Noor Almaleki...At the Trial

Noor Faleh Almaleki moved with her family to the U.S. from Iraq in  the mid-1990s, a police spokesman said.
Noor Faleh Almaleki moved with her family to the U.S. from Iraq in the mid-1990s, a police spokesman said.

I have been making some trips downtown to sit in on this trial of international interest. I head into court and sit just a few feet away from an Iraqui-American man accused of bringing Iraqui values to Arizona in the form of "honor" killings of women in the family who have spoiled a man's image of how his family should be.

Faleh Almaleki is currently in a Phoenix courtroom on trial for the hit and run death of his beautiful 20 year old daughter, Noor. Noor, his oldest child, had run away from an arranged Iraqui marriage and into the home of her American boyfriend and his welcoming mother. The boyfriend and his mother were also Iraqui-Americans.

One day Noor spotted her father while she was out with her friend and pseudo mother in law. She texted about it. Moments later, her father's car plowed into the two women. Noor died after eleven days of agony. Mr Almaleki fled the scene. Testimony at trial shows he drove a few blocks and watched the mayhem from a Walgreen's parking lot. He did not call 911. He did continue on to Mexico and then to London. Prosecutors say he deliberately killed his daughter because of her refusal to cooperate with the arranged Iraqui marriage and her embracing of a westernized lifestyle, including choosing to live in a home and manner her father disapproved of.

At trial, Mr. Almaleki is flanked by his lead attorney, a woman, and two other members of his defense team, both women.

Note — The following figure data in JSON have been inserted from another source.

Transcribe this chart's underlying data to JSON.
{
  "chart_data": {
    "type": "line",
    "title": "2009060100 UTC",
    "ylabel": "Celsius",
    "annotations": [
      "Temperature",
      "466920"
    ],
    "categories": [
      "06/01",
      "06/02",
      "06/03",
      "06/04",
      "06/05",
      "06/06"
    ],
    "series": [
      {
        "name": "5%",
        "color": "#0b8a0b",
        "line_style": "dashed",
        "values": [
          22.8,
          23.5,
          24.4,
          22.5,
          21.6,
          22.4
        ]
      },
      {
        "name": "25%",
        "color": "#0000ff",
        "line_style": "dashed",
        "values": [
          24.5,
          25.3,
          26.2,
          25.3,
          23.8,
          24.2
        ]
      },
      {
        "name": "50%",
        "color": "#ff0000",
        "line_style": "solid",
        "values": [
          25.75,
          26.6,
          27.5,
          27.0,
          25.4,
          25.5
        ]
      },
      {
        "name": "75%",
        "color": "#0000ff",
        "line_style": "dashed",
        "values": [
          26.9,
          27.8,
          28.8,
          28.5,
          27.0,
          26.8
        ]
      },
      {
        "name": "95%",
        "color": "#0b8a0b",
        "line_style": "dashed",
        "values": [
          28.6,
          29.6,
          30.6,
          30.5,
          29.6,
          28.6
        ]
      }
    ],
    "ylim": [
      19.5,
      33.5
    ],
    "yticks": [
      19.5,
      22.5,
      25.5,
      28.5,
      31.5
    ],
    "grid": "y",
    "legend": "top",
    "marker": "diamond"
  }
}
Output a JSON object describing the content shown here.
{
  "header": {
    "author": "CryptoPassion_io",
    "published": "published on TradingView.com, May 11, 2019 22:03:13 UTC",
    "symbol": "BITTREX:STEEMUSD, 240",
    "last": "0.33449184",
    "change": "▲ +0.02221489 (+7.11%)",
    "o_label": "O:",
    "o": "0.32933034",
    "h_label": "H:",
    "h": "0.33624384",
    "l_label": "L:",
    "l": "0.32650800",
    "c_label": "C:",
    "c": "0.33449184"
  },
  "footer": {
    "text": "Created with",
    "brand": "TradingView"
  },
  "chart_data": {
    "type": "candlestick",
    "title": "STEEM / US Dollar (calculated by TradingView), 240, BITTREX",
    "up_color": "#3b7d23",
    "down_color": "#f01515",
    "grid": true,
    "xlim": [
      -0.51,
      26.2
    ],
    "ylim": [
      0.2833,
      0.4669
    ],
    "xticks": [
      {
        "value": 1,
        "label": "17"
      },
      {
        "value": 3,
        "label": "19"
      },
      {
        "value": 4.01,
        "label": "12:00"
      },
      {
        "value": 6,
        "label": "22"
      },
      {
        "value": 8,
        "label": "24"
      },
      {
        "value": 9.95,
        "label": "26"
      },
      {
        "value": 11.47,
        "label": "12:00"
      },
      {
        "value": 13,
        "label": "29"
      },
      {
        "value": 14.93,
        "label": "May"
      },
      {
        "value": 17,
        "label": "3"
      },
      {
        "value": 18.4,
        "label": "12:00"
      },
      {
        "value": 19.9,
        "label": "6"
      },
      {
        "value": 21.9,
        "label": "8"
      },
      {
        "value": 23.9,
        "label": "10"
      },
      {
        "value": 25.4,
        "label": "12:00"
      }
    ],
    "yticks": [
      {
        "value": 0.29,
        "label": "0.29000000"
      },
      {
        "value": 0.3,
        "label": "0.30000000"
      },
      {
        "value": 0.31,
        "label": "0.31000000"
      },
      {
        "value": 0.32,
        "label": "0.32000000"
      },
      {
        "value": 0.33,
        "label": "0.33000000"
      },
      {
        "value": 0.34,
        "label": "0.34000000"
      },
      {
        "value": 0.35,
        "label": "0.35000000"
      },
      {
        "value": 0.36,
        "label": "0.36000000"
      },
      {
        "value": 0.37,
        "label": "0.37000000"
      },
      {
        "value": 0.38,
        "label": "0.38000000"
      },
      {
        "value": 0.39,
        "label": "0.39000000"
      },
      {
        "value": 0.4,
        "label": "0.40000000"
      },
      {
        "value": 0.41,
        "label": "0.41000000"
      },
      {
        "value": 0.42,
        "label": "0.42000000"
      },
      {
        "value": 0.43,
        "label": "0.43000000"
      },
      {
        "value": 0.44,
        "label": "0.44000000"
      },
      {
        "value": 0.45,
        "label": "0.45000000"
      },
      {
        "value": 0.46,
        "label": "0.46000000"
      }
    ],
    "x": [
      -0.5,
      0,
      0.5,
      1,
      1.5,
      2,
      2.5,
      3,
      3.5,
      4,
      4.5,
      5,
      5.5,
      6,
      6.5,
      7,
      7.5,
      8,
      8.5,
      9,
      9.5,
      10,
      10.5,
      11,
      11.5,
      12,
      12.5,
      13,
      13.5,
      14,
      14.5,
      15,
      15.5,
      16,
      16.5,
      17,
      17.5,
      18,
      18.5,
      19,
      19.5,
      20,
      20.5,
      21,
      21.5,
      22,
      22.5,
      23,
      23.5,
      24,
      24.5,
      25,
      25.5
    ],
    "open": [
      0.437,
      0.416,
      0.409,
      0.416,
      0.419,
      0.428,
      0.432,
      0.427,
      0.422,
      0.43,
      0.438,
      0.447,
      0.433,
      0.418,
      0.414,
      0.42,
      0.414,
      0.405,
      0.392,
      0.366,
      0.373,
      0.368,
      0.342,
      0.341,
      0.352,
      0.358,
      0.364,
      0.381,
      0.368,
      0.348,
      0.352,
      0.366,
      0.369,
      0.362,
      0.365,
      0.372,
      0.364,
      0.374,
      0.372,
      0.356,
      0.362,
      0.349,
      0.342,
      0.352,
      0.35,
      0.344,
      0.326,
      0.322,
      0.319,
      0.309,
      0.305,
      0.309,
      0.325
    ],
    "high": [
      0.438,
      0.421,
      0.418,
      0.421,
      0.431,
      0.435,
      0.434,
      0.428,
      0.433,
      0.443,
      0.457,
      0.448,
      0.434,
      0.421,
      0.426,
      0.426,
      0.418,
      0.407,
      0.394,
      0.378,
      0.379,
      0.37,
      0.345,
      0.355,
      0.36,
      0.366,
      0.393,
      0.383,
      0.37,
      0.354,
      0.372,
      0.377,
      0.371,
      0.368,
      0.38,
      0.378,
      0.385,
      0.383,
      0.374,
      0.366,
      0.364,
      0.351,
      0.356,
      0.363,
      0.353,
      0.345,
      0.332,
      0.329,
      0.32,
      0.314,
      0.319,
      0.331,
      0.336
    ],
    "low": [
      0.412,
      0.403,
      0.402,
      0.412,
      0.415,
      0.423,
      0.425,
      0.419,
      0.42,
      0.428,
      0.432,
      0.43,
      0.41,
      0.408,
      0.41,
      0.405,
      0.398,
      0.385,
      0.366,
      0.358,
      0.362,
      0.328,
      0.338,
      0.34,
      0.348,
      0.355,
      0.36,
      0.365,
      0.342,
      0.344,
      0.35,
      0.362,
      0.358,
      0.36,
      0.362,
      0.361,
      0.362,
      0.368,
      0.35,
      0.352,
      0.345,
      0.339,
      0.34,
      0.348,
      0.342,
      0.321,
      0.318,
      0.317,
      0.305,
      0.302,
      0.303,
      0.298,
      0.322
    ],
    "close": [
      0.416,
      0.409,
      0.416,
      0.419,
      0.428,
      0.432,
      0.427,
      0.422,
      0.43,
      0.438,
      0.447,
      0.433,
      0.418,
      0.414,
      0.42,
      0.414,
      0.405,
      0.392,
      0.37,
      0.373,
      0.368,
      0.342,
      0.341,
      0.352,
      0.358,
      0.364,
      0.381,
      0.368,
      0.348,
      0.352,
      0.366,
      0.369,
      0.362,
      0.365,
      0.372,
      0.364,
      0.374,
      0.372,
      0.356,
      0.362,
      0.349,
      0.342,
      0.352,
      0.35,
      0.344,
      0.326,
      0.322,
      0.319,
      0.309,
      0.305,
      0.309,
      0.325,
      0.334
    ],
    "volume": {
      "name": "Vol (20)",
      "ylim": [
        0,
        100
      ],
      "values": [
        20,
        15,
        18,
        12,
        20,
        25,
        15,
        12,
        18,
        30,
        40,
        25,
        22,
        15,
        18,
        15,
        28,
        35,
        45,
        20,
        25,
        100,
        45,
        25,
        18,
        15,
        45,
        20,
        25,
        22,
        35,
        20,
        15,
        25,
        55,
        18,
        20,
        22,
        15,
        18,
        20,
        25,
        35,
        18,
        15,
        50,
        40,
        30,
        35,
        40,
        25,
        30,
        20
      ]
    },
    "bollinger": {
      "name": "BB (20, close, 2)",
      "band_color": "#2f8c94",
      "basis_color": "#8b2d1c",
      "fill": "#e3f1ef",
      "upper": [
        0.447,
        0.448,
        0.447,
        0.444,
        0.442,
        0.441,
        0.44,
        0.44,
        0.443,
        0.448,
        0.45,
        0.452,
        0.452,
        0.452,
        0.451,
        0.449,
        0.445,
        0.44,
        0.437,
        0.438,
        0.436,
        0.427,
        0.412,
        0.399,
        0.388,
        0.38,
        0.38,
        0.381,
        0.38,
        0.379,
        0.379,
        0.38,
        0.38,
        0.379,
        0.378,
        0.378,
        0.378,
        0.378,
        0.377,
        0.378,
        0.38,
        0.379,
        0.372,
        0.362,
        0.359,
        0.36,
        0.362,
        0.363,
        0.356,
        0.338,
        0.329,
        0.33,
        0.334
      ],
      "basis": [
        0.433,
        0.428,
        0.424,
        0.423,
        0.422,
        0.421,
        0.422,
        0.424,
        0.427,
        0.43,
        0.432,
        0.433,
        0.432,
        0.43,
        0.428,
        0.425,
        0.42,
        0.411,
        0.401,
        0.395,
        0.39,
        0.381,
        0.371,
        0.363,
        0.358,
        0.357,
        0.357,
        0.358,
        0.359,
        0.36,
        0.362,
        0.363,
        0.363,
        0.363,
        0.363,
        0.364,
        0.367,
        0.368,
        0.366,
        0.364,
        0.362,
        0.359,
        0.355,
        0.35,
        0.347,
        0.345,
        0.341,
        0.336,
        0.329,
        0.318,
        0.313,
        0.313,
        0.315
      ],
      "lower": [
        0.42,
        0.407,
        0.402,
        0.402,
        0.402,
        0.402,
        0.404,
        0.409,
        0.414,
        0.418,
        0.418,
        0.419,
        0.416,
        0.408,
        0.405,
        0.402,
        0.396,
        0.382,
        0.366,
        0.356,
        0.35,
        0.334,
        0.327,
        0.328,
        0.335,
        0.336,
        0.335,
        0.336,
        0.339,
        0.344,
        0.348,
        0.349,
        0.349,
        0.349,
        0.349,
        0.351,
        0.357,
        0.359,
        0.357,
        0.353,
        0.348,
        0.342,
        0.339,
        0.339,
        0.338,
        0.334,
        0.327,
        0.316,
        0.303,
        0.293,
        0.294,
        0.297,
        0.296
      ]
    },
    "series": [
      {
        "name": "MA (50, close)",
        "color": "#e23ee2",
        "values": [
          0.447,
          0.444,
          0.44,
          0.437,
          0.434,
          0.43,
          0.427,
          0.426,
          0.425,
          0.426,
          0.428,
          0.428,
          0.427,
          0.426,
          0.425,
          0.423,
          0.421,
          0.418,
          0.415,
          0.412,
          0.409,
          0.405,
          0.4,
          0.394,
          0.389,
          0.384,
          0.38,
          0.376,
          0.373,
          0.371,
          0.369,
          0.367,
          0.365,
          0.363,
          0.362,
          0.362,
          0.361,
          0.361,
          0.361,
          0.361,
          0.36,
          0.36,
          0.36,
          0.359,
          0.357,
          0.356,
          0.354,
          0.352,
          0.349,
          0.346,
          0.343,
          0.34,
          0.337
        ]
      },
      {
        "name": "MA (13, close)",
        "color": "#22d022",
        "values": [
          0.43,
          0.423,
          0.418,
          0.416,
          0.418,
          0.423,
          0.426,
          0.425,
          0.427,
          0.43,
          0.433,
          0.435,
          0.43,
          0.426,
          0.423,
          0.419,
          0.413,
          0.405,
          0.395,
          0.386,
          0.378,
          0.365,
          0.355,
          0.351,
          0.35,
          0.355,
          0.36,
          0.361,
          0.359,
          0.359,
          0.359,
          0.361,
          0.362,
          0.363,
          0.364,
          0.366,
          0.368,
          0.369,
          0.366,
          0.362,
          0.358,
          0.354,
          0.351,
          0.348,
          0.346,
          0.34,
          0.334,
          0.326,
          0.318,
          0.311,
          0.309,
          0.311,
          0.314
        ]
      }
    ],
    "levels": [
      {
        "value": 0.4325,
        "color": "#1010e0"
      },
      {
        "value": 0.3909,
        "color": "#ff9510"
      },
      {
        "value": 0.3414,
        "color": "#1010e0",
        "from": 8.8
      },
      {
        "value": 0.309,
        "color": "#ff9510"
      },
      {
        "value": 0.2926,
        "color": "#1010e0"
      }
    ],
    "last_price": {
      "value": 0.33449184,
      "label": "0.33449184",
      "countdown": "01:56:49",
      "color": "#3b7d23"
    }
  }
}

Sitting a few feet to his left are two more women, the prosecution team. His ultimate nemesis in this proceeding is lead prosecutor, Laura Reckart.

Sitting a row or two behind them all, I can't help but have the repeating thought that Mr. Almaleki's fate is in the hands of women. Women. Women who chose their own destinies, their own romances, their own living arrangements, their own education and their own life paths.

I wonder how that fact sits on his shoulders.

What I do not wonder is that Noor wished to be one of them. A woman who could develop her own talents and choose how to approach life. Perhaps most viscerally, a woman who could choose whose bed she slept in. That's not hard to imagine at all.